Le père de Kian Pirfalak, qui conduisait, a obéi. Soudain, plusieurs agents en civils ont ouvert le feu sur la voiture. Kian Pirfalak a été mortellement touché et son père grièvement blessé. Mahmonir Molaierad a indiqué que pendant les tirs, elle a ouvert la porte avant côté passager, alertant les agents en criant que ses enfants étaient à bord et leur demandant d’arrêter de tirer. Trois des agents en civil qui tiraient se sont alors approchés de la famille, ont sorti le corps blessé de Kian Pirfalak du véhicule et l’ont emmené dans un immeuble proche.

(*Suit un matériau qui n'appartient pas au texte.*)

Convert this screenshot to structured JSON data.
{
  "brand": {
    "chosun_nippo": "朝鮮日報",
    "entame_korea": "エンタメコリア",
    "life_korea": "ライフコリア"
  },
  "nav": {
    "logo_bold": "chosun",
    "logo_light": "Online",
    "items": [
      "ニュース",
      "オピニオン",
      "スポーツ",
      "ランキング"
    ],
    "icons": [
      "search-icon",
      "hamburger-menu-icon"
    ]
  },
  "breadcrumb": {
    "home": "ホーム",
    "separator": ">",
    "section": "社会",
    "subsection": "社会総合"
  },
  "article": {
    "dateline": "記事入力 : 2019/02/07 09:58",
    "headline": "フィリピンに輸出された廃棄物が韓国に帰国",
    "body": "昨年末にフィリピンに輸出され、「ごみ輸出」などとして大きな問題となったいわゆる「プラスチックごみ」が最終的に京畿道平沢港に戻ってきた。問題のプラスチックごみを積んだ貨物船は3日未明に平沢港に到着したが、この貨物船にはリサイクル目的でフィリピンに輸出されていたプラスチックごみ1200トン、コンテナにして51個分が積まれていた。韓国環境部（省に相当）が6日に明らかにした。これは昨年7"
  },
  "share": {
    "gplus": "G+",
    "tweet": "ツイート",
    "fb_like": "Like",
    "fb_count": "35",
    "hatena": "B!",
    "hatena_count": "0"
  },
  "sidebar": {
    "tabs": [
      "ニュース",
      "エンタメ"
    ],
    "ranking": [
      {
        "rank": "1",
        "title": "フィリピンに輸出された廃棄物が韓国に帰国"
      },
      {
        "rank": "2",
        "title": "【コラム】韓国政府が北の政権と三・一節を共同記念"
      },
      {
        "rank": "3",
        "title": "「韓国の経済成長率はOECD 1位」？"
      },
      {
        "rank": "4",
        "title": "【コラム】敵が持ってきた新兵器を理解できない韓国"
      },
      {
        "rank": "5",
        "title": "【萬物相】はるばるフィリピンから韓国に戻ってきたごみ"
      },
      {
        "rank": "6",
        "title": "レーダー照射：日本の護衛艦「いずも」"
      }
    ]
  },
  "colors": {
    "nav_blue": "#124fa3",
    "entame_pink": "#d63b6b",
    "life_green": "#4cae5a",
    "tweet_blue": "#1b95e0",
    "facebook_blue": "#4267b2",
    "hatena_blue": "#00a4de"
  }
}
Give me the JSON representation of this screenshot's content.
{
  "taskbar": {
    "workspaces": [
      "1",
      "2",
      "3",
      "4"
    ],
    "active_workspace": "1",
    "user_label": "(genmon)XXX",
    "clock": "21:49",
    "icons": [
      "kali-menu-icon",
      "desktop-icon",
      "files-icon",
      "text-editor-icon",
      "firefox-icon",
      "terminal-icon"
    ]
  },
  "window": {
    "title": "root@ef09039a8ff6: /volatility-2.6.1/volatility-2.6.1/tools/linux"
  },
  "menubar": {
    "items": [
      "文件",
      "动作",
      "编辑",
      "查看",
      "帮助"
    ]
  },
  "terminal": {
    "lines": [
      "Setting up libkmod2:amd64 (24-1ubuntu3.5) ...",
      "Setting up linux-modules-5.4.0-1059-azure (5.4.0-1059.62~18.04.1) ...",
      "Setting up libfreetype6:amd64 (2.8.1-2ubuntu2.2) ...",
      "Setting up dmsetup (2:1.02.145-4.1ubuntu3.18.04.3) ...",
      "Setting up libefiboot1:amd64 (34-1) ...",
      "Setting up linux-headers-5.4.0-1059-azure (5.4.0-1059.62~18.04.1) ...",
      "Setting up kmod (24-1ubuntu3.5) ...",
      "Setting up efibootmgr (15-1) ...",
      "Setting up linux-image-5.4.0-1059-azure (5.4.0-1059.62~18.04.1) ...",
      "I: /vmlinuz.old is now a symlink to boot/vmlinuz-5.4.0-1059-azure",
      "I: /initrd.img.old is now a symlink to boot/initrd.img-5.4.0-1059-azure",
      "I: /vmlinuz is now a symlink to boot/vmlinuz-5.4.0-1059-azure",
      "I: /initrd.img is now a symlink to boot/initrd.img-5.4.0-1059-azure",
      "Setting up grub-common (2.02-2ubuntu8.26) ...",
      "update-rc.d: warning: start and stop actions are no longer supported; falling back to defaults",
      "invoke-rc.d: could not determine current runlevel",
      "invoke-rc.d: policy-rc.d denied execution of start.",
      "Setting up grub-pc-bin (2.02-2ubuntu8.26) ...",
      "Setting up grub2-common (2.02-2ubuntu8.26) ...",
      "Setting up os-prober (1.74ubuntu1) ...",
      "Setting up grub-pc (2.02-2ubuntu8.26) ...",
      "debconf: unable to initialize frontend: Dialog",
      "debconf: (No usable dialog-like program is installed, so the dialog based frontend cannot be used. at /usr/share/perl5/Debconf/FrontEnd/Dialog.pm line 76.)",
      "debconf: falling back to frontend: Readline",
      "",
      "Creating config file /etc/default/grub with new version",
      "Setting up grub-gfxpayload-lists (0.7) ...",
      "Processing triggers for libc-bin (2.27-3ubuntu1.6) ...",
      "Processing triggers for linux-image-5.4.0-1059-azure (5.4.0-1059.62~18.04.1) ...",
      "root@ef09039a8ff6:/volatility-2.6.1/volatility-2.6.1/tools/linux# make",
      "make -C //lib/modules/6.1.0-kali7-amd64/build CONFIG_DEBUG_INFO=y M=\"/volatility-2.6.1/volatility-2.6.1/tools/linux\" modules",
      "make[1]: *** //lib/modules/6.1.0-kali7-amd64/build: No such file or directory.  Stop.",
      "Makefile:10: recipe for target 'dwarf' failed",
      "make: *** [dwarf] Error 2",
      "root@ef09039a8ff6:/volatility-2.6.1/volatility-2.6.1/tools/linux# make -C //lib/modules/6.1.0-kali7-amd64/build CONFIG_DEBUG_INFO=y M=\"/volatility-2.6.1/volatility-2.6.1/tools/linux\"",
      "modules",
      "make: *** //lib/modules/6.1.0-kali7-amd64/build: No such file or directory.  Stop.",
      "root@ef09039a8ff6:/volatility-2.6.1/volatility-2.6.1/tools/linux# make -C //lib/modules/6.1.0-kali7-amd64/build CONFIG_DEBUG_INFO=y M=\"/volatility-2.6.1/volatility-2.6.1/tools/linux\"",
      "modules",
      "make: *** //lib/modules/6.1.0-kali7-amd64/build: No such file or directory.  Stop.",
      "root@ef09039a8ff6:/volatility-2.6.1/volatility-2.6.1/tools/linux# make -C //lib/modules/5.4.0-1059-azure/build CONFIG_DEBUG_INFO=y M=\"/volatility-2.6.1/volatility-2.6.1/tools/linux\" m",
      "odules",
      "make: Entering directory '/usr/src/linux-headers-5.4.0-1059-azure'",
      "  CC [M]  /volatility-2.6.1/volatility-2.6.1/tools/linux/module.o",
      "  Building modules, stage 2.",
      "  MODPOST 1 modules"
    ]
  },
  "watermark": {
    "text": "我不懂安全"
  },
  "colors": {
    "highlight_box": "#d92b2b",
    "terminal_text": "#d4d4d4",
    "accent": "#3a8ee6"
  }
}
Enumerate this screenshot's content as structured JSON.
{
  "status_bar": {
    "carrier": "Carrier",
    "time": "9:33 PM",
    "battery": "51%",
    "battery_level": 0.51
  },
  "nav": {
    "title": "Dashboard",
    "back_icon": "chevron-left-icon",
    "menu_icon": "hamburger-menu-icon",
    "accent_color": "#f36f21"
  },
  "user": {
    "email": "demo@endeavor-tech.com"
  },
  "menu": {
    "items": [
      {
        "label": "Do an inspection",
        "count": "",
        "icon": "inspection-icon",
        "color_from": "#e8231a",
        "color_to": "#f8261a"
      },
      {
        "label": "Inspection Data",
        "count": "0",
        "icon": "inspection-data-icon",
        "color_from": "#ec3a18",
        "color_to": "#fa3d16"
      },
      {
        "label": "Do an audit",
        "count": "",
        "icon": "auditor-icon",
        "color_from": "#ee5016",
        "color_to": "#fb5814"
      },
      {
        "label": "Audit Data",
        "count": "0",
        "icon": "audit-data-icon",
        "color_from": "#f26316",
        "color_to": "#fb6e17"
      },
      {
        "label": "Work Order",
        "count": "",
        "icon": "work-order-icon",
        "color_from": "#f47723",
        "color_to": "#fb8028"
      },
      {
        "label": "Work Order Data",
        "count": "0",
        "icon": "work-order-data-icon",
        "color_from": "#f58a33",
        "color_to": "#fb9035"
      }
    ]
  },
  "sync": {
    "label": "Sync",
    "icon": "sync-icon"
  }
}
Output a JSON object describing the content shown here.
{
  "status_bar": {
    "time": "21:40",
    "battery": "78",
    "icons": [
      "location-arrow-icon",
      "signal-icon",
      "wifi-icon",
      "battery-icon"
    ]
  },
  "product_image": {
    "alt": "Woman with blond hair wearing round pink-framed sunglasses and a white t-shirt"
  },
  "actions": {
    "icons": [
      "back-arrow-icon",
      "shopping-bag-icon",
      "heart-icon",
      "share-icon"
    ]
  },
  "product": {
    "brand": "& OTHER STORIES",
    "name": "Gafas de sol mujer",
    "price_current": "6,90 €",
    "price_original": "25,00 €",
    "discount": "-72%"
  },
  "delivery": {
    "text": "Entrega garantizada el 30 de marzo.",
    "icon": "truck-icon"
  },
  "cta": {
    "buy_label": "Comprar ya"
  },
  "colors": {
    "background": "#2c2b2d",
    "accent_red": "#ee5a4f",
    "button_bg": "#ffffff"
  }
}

Mahmonir Molaierad a déclaré : « Je ne sais pas pourquoi [ils nous ont tiré dessus] … Ils ont arrosé la voiture de balles… J’ai dit aux enfants de se cacher sous les sièges. Mon plus jeune s’est blotti sous le tableau de bord, mais Kian était dodu et ne passait pas sous le siège. » La mort de Kian Pirfalak a suscité un élan de colère et de solidarité, en Iran mais aussi dans le monde entier, particulièrement après la diffusion d’une vidéo où on le voit démarrer une présentation scolaire par les mots « Au nom d’un Dieu arc-en-ciel », puis de tester un bateau fabriqué en bâtonnets de glace. Le soir où Kian Pirfalak a été tué, des représentants de l’État, dont Valiollah Hayati, adjoint au gouverneur de la province du Khuzestan chargé de l’application des lois et de la sécurité, a affirmé que des « agents terroristes » étaient responsables de cet incident.
Lorsque les médias iraniens officiels ont cité Mojahed Kourkouri comme le suspect arrêté en lien avec l’homicide de Kian Pirfalak fin décembre 2022, la famille du garçon a démenti publiquement son implication. Amnesty International a déjà dénoncé la pratique des autorités iraniennes consistant à couvrir et dissimuler systématiquement leurs crimes et à nier leur responsabilité dans les homicides illégaux d’enfants perpétrés par les forces de sécurité. Elles préfèrent propager des récits qui affirment que les mineurs ont été tués par des « terroristes » ou des « émeutiers », ou que leur mort n’était pas due aux manifestations, mais à des suicides ou des accidents.
Selon les investigations d’Amnesty International, le 16 novembre 2022, outre Kian Pirfalak, les forces de sécurité ont aussi tiré à balles réelles et tué au moins trois autres mineurs : Sepehr Maghsoudi et Artin Rahmani à Izeh, et Danial Pabandi à Saqqez, dans la province du Kurdistan.
Fin avril 2023, l’avocat indépendant de Mojahed Kourkouri a appris que son client était incarcéré à la prison de Sheiban à Ahvaz, dans la province du Khuzestan ; il n’a pu lui rendre qu’une brève visite. Selon les informations dont dispose Amnesty International, Mojahed Kourkouri n’a pas été autorisé à recevoir des visites de sa famille depuis son arrestation.
Depuis la fin du mois d’avril 2023, les autorités iraniennes se livrent à une frénésie d’exécutions et ont ôté la vie à de nombreuses personnes, intensifiant le recours à la peine capitale comme outil de répression pour tenter d’instiller la peur au sein de la population et d’écraser les actes de résistance contre le pouvoir et la classe dirigeante. À ce jour, elles ont exécuté de manière arbitraire sept personnes en lien avec le soulèvement populaire, dont cinq en 2023.